Implement feedback loops
Experimentation, as already discussed, provides one kind of feedback that teams can use to improve the architecture of their systems. AI can also help them in other ways, by helping them evaluate their decisions through testing, architecture reviews, and automated code reviews. AI may help generate automated tests and also help the team by performing automated code reviews to flag issues that are then evaluated by the team.

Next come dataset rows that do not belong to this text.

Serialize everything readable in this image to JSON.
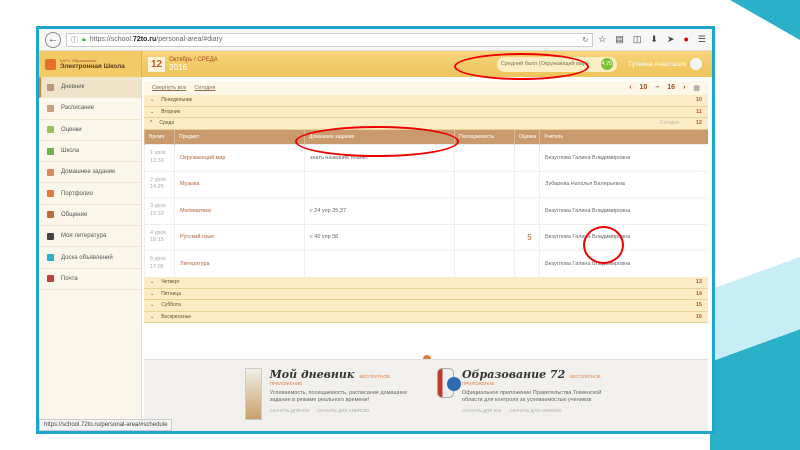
{
  "browser": {
    "url_domain": "https://school.",
    "url_bold": "72to.ru",
    "url_path": "/personal-area/#diary",
    "status_url": "https://school.72to.ru/personal-area/#schedule"
  },
  "header": {
    "brand_small": "БАРС.Образование",
    "brand": "Электронная Школа",
    "day": "12",
    "month_day": "Октябрь / СРЕДА",
    "year": "2016",
    "avg_label": "Средний балл (Окружающий мир)",
    "avg_value": "4.75",
    "user": "Гутвина Анастасия"
  },
  "sidebar": [
    {
      "label": "Дневник",
      "color": "#b89a7a"
    },
    {
      "label": "Расписание",
      "color": "#c8a080"
    },
    {
      "label": "Оценки",
      "color": "#9bc05a"
    },
    {
      "label": "Школа",
      "color": "#6fb04a"
    },
    {
      "label": "Домашнее задание",
      "color": "#d88a5a"
    },
    {
      "label": "Портфолио",
      "color": "#e07b39"
    },
    {
      "label": "Общение",
      "color": "#c06a3a"
    },
    {
      "label": "Моя литература",
      "color": "#444"
    },
    {
      "label": "Доска объявлений",
      "color": "#2bb0c9"
    },
    {
      "label": "Почта",
      "color": "#c04040"
    }
  ],
  "toolbar": {
    "collapse": "Свернуть все",
    "today": "Сегодня",
    "week_from": "10",
    "week_to": "16"
  },
  "days_before": [
    {
      "name": "Понедельник",
      "date": "10"
    },
    {
      "name": "Вторник",
      "date": "11"
    }
  ],
  "current_day": {
    "name": "Среда",
    "today": "Сегодня",
    "date": "12"
  },
  "columns": [
    "Время",
    "Предмет",
    "Домашнее задание",
    "Посещаемость",
    "Оценка",
    "Учитель"
  ],
  "lessons": [
    {
      "n": "1 урок",
      "t": "13:30",
      "subj": "Окружающий мир",
      "hw": "знать название планет",
      "att": "",
      "grade": "",
      "teacher": "Безуглова Галина Владимировна"
    },
    {
      "n": "2 урок",
      "t": "14:25",
      "subj": "Музыка",
      "hw": "",
      "att": "",
      "grade": "",
      "teacher": "Зубарева Наталья Валерьевна"
    },
    {
      "n": "3 урок",
      "t": "15:20",
      "subj": "Математика",
      "hw": "с 24 упр 35,37",
      "att": "",
      "grade": "",
      "teacher": "Безуглова Галина Владимировна"
    },
    {
      "n": "4 урок",
      "t": "16:15",
      "subj": "Русский язык",
      "hw": "с 40 упр 56",
      "att": "",
      "grade": "5",
      "teacher": "Безуглова Галина Владимировна"
    },
    {
      "n": "5 урок",
      "t": "17:05",
      "subj": "Литература",
      "hw": "",
      "att": "",
      "grade": "",
      "teacher": "Безуглова Галина Владимировна"
    }
  ],
  "days_after": [
    {
      "name": "Четверг",
      "date": "13"
    },
    {
      "name": "Пятница",
      "date": "14"
    },
    {
      "name": "Суббота",
      "date": "15"
    },
    {
      "name": "Воскресенье",
      "date": "16"
    }
  ],
  "banner": [
    {
      "title": "Мой дневник",
      "free": "БЕСПЛАТНОЕ ПРИЛОЖЕНИЕ",
      "desc": "Успеваемость, посещаемость, расписание домашнее задание в режиме реального времени!",
      "ios": "СКАЧАТЬ ДЛЯ IOS",
      "android": "СКАЧАТЬ ДЛЯ ANDROID"
    },
    {
      "title": "Образование 72",
      "free": "БЕСПЛАТНОЕ ПРИЛОЖЕНИЕ",
      "desc": "Официальное приложение Правительства Тюменской области для контроля за успеваемостью учеников",
      "ios": "СКАЧАТЬ ДЛЯ IOS",
      "android": "СКАЧАТЬ ДЛЯ ANDROID"
    }
  ]
}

Risk identification and mitigation
The architectural risks for a system are unique to its context. Similar to the way it can help with understanding QARs, AI can provide a generic checklist of risks and mitigations, but it can’t predict whether your system will experience them. This can be useful for brainstorming a list of potential risks for a system, provided that you give relevant details to the AI. This may require the team to have a conversation about risks that leads them to make better decisions.
Conclusion
While software architects won’t be replaced by AI, they do need to learn how and where they can use AI to make better decisions and achieve better trade-offs. Looking at the work that software architects perform provides insights into where and how AI can help. Focusing on how it helps teams produce an MVP further focuses on how AI can help: it enables teams to relax some of the constraints they face in developing a sustainable architecture while still meeting the time constraints of the MVP. This frees teams to discover more creative solutions to meet architectural challenges.